Yes, there is a flag "syslog-protocol" that will allow this. The rfc5124 only applies to TCP, so the flag
is only on the tcp source.

Our configuration for the source is

source s_network_udp {
        network(localip(1.2.3.4) port(514) so_rcvbuf(33554432) log_fetch_limit(20000) log_iw_size(1000000) transport("udp") tags("unix_network") flags(no-multi-line) );
        };
source s_network_tcp {
        network(localip(1.2.3.4) port(514) max_connections(5000) log_fetch_limit(20000) log_iw_size(1000000) transport("tcp") flags(no-multi-line,syslog-protocol) tags("unix_network") );
        };

Hope that helps.

Evan.




On 2/23/19 5:07 PM, Carlan Philippe wrote:
Hi all, 

Is there a way to configure syslog-ng to process properly both RFC3164 and RFC5124 on the same listening port ? 
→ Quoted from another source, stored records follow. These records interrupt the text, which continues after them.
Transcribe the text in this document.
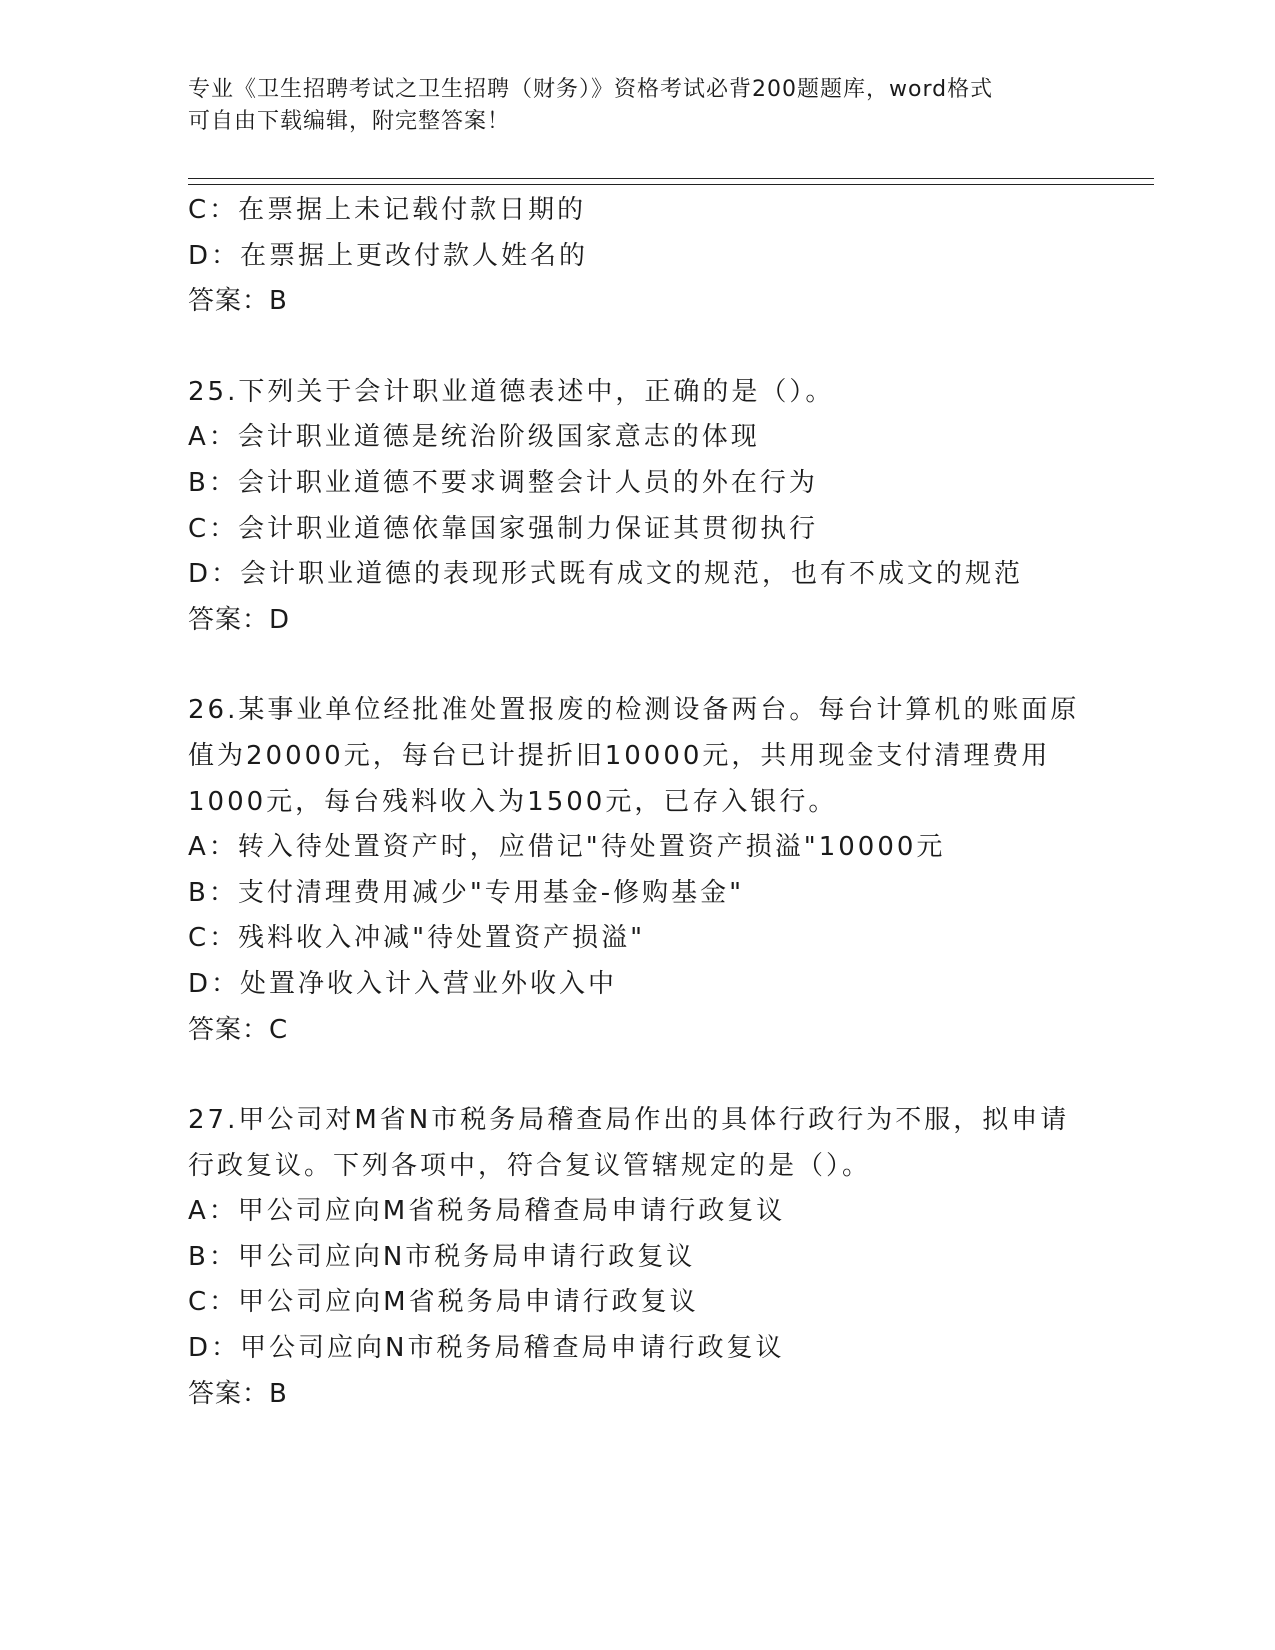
专业《卫生招聘考试之卫生招聘（财务）》资格考试必背200题题库，word格式
可自由下载编辑，附完整答案！
C：在票据上未记载付款日期的
D：在票据上更改付款人姓名的
答案：B
25.下列关于会计职业道德表述中，正确的是（）。
A：会计职业道德是统治阶级国家意志的体现
B：会计职业道德不要求调整会计人员的外在行为
C：会计职业道德依靠国家强制力保证其贯彻执行
D：会计职业道德的表现形式既有成文的规范，也有不成文的规范
答案：D
26.某事业单位经批准处置报废的检测设备两台。每台计算机的账面原
值为20000元，每台已计提折旧10000元，共用现金支付清理费用
1000元，每台残料收入为1500元，已存入银行。
A：转入待处置资产时，应借记"待处置资产损溢"10000元
B：支付清理费用减少"专用基金-修购基金"
C：残料收入冲减"待处置资产损溢"
D：处置净收入计入营业外收入中
答案：C
27.甲公司对M省N市税务局稽查局作出的具体行政行为不服，拟申请
行政复议。下列各项中，符合复议管辖规定的是（）。
A：甲公司应向M省税务局稽查局申请行政复议
B：甲公司应向N市税务局申请行政复议
C：甲公司应向M省税务局申请行政复议
D：甲公司应向N市税务局稽查局申请行政复议
答案：B
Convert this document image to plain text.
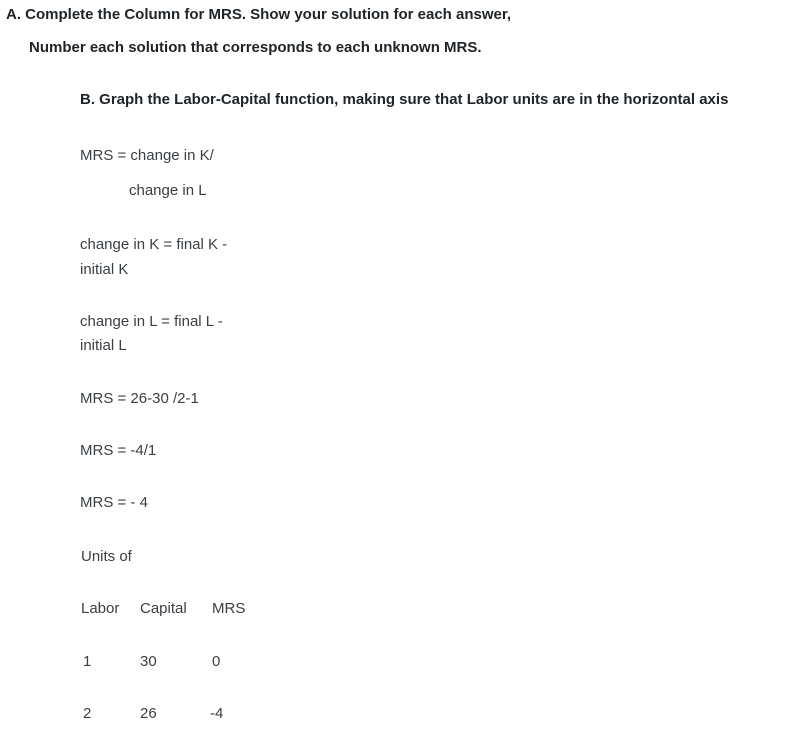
A. Complete the Column for MRS. Show your solution for each answer,
Number each solution that corresponds to each unknown MRS.
B. Graph the Labor-Capital function, making sure that Labor units are in the horizontal axis
MRS = change in K/
change in L
change in K = final K -
initial K
change in L = final L -
initial L
MRS = 26-30 /2-1
MRS = -4/1
MRS = - 4
Units of
Labor Capital MRS
1	30	0
2	26	-4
The scenario is a bunch of devices sending traffic to one  syslog server port (both udp + tcp) with the senders typically not knowing what protocol they are sending. 

We are running syslog-ng 3.13 with this setup: 

source s_syslog { udp(ip(0.0.0.0) port(514)) ; 
                             tcp(ip(0.0.0.0)  port(514)); }


 If needed we could upgrade syslog-ng to 3.19.1 but having checked the doc for 3.19, it seems that the solution would be to create 2 source entries, 1 for RFC3164 with network() and 1 for RFC5124 with  syslog().  Neverthless, these 2 sources would have to listen on *different* ports and that is the problem for us.

Note that we also have an identical issue with cisco traffic, since it's not RFC compliant, syslog-ng adds automatically a header with  timestamp and hostname.